The Green Report | Pause, Resume, and Retry: Surviving Interrupted Eval Runs in Promptfoo

Pause, Resume, and Retry: Surviving Interrupted Eval Runs in Promptfoo

Apr 25th 2026 6 min read

easy

ai/ml

gpt

ci/cd

Running a 50-test eval suite is satisfying right up until your VPN drops on test 31, your CI job times out at the 10-minute mark, or OpenAI decides it's a great time to rate limit you. Promptfoo has a pair of CLI flags that most engineers never notice: --resume and --retry-errors. Together they mean a failed run is never a full restart.

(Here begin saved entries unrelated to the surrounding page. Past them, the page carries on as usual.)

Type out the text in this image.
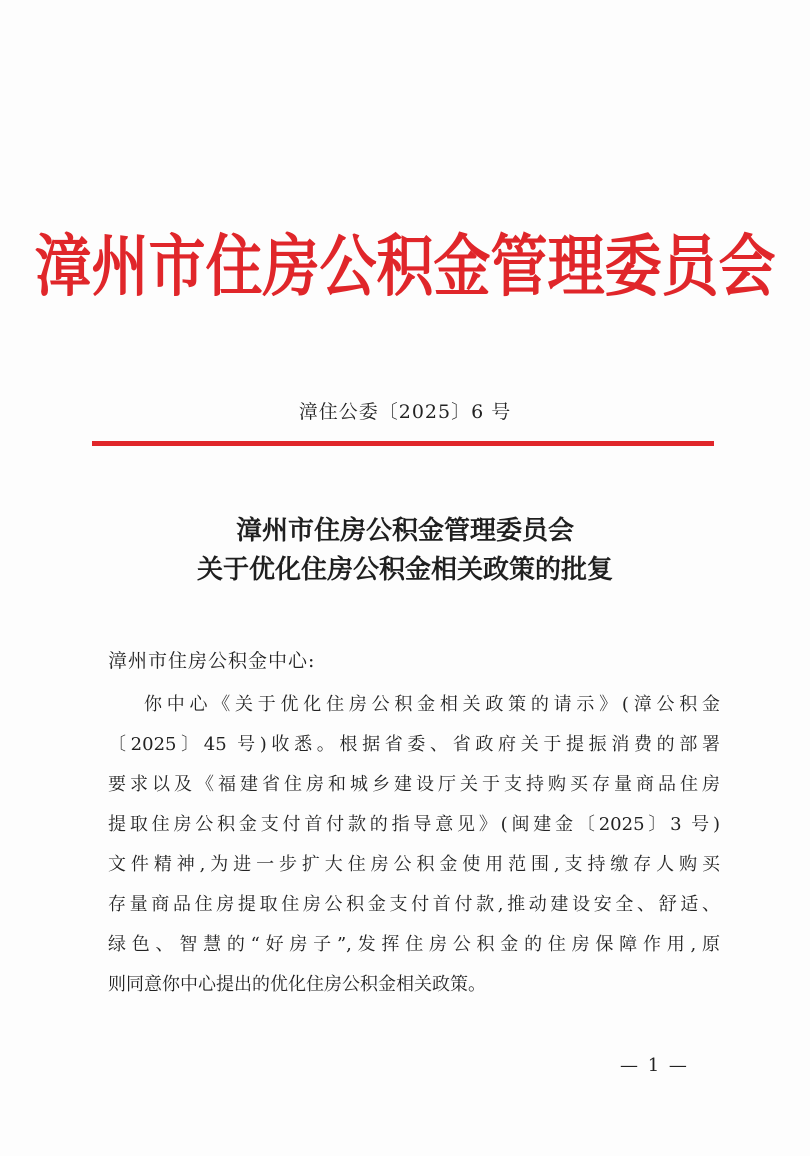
漳州市住房公积金管理委员会
漳住公委〔2025〕6 号
漳州市住房公积金管理委员会
关于优化住房公积金相关政策的批复
漳州市住房公积金中心:
你中心《关于优化住房公积金相关政策的请示》(漳公积金
〔2025〕45 号)收悉。根据省委、省政府关于提振消费的部署
要求以及《福建省住房和城乡建设厅关于支持购买存量商品住房
提取住房公积金支付首付款的指导意见》(闽建金〔2025〕3 号)
文件精神,为进一步扩大住房公积金使用范围,支持缴存人购买
存量商品住房提取住房公积金支付首付款,推动建设安全、舒适、
绿色、智慧的“好房子”,发挥住房公积金的住房保障作用,原
则同意你中心提出的优化住房公积金相关政策。
— 1 —
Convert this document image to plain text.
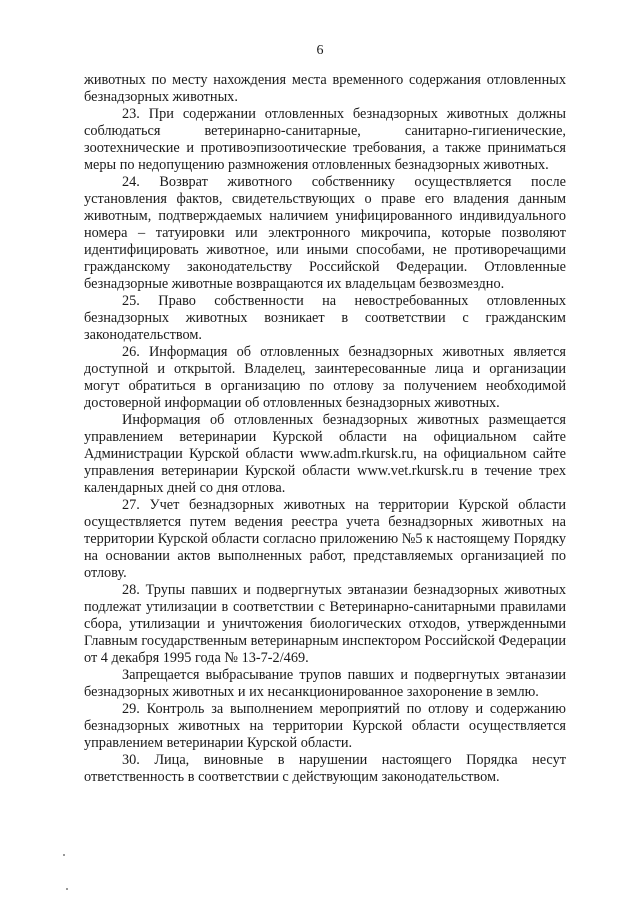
6

животных по месту нахождения места временного содержания отловленных безнадзорных животных.

23. При содержании отловленных безнадзорных животных должны соблюдаться ветеринарно-санитарные, санитарно-гигиенические, зоотехнические и противоэпизоотические требования, а также приниматься меры по недопущению размножения отловленных безнадзорных животных.

24. Возврат животного собственнику осуществляется после установления фактов, свидетельствующих о праве его владения данным животным, подтверждаемых наличием унифицированного индивидуального номера – татуировки или электронного микрочипа, которые позволяют идентифицировать животное, или иными способами, не противоречащими гражданскому законодательству Российской Федерации. Отловленные безнадзорные животные возвращаются их владельцам безвозмездно.

25. Право собственности на невостребованных отловленных безнадзорных животных возникает в соответствии с гражданским законодательством.

26. Информация об отловленных безнадзорных животных является доступной и открытой. Владелец, заинтересованные лица и организации могут обратиться в организацию по отлову за получением необходимой достоверной информации об отловленных безнадзорных животных.

Информация об отловленных безнадзорных животных размещается управлением ветеринарии Курской области на официальном сайте Администрации Курской области www.adm.rkursk.ru, на официальном сайте управления ветеринарии Курской области www.vet.rkursk.ru в течение трех календарных дней со дня отлова.

27. Учет безнадзорных животных на территории Курской области осуществляется путем ведения реестра учета безнадзорных животных на территории Курской области согласно приложению №5 к настоящему Порядку на основании актов выполненных работ, представляемых организацией по отлову.

28. Трупы павших и подвергнутых эвтаназии безнадзорных животных подлежат утилизации в соответствии с Ветеринарно-санитарными правилами сбора, утилизации и уничтожения биологических отходов, утвержденными Главным государственным ветеринарным инспектором Российской Федерации от 4 декабря 1995 года № 13-7-2/469.

Запрещается выбрасывание трупов павших и подвергнутых эвтаназии безнадзорных животных и их несанкционированное захоронение в землю.

29. Контроль за выполнением мероприятий по отлову и содержанию безнадзорных животных на территории Курской области осуществляется управлением ветеринарии Курской области.

30. Лица, виновные в нарушении настоящего Порядка несут ответственность в соответствии с действующим законодательством.
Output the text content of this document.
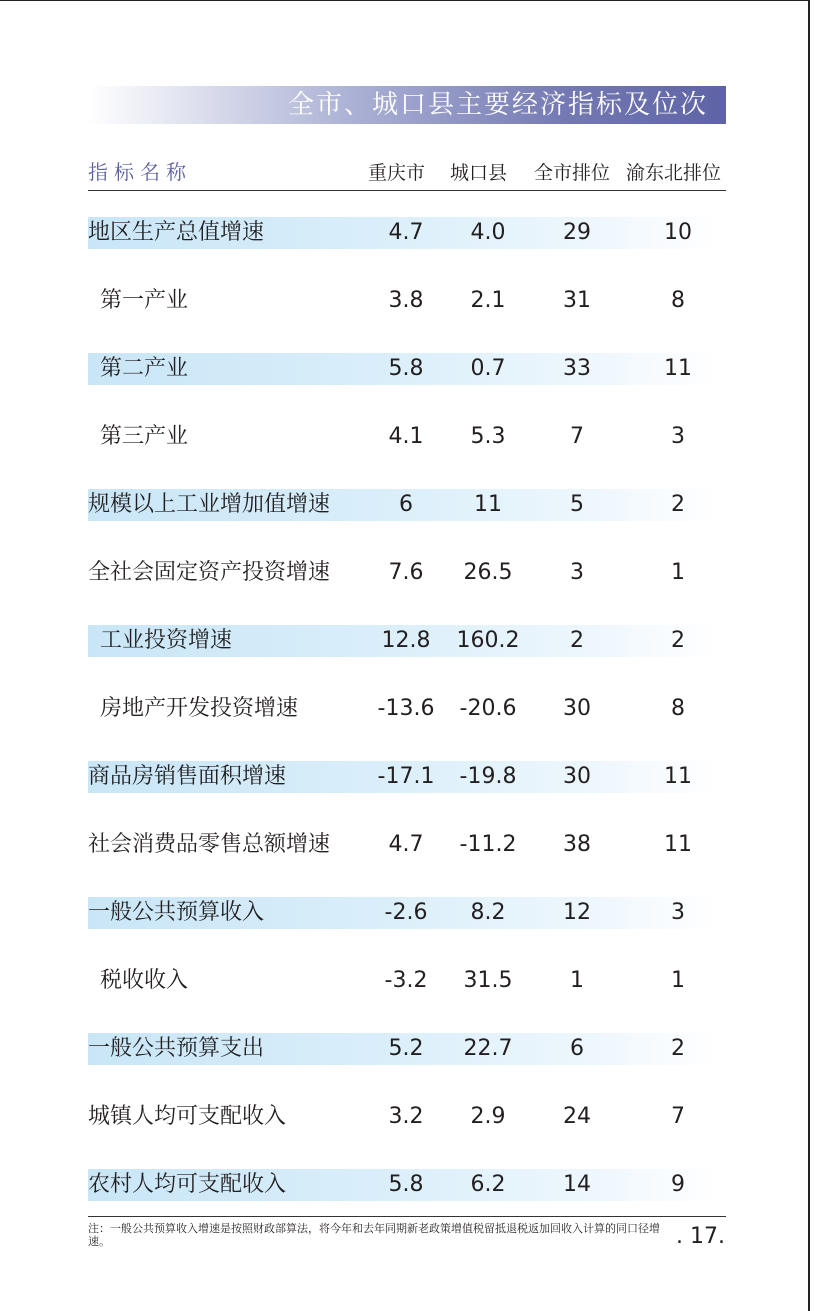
全市、城口县主要经济指标及位次
指标名称	重庆市 城口县 全市排位 渝东北排位
地区生产总值增速	4.7	4.0	29	10
第一产业	3.8	2.1	31	8
第二产业	5.8	0.7	33	11
第三产业	4.1	5.3	7	3
规模以上工业增加值增速	6	11	5	2
全社会固定资产投资增速	7.6	26.5	3	1
工业投资增速	12.8	160.2	2	2
房地产开发投资增速	-13.6	-20.6	30	8
商品房销售面积增速	-17.1	-19.8	30	11
社会消费品零售总额增速	4.7	-11.2	38	11
一般公共预算收入	-2.6	8.2	12	3
税收收入	-3.2	31.5	1	1
一般公共预算支出	5.2	22.7	6	2
城镇人均可支配收入	3.2	2.9	24	7
农村人均可支配收入	5.8	6.2	14	9
注：一般公共预算收入增速是按照财政部算法，将今年和去年同期新老政策增值税留抵退税返加回收入计算的同口径增速。	. 17.
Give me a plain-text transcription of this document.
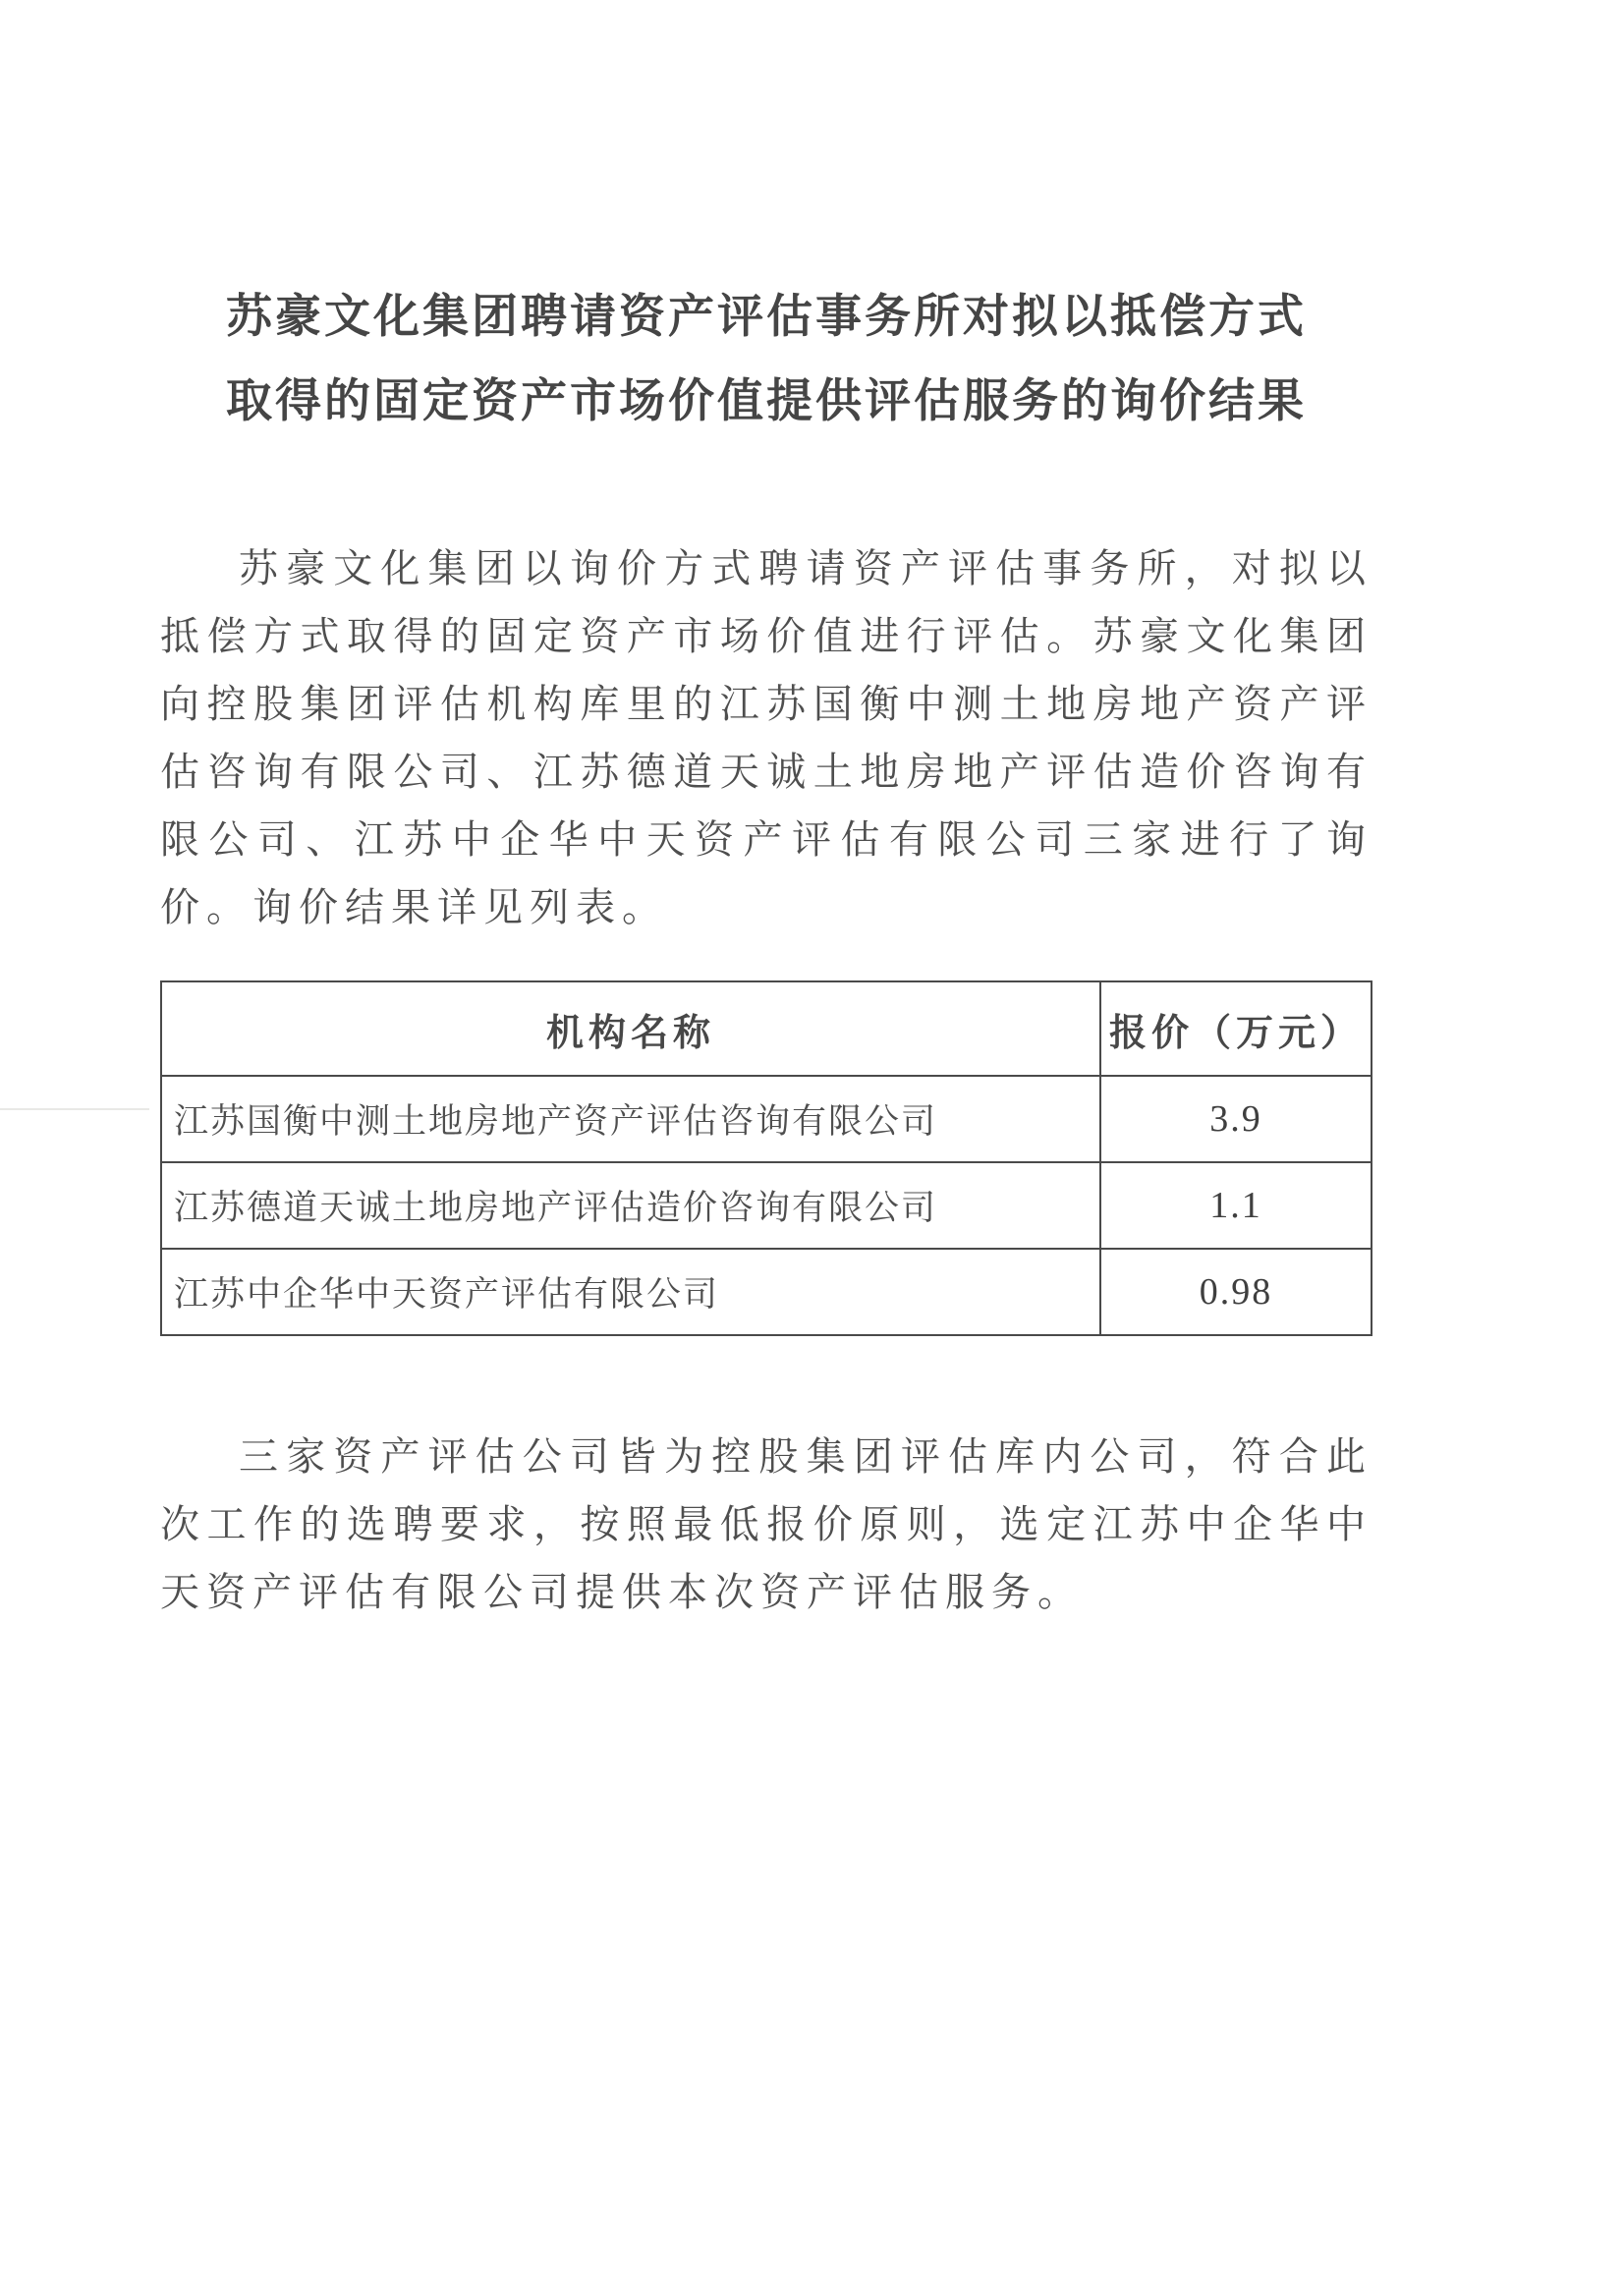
苏豪文化集团聘请资产评估事务所对拟以抵偿方式
取得的固定资产市场价值提供评估服务的询价结果

苏豪文化集团以询价方式聘请资产评估事务所，对拟以抵偿方式取得的固定资产市场价值进行评估。苏豪文化集团向控股集团评估机构库里的江苏国衡中测土地房地产资产评估咨询有限公司、江苏德道天诚土地房地产评估造价咨询有限公司、江苏中企华中天资产评估有限公司三家进行了询价。询价结果详见列表。

机构名称	报价（万元）
江苏国衡中测土地房地产资产评估咨询有限公司	3.9
江苏德道天诚土地房地产评估造价咨询有限公司	1.1
江苏中企华中天资产评估有限公司	0.98

三家资产评估公司皆为控股集团评估库内公司，符合此次工作的选聘要求，按照最低报价原则，选定江苏中企华中天资产评估有限公司提供本次资产评估服务。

This post shows you exactly how they work, with a setup you can run yourself in under five minutes.

The Demo Setup

The project is four files in a single folder:

promptfoo-resume-demo/
├── promptfooconfig.yaml
├── prompt.txt
├── tests.csv
└── hooks.js

prompt.txt is a simple customer support system prompt with a single {{message}} variable. tests.csv holds 15 test cases, each one a realistic customer inquiry with a basic contains assertion. hooks.js logs each test result to the terminal as it completes and prints a pass rate summary at the end. The config ties everything together and sets two options that matter for this demo: maxConcurrency: 2 keeps the run slow enough to interrupt comfortably, and delay: 800 adds an 800ms pause between tests so you have a clear window to hit Ctrl+C.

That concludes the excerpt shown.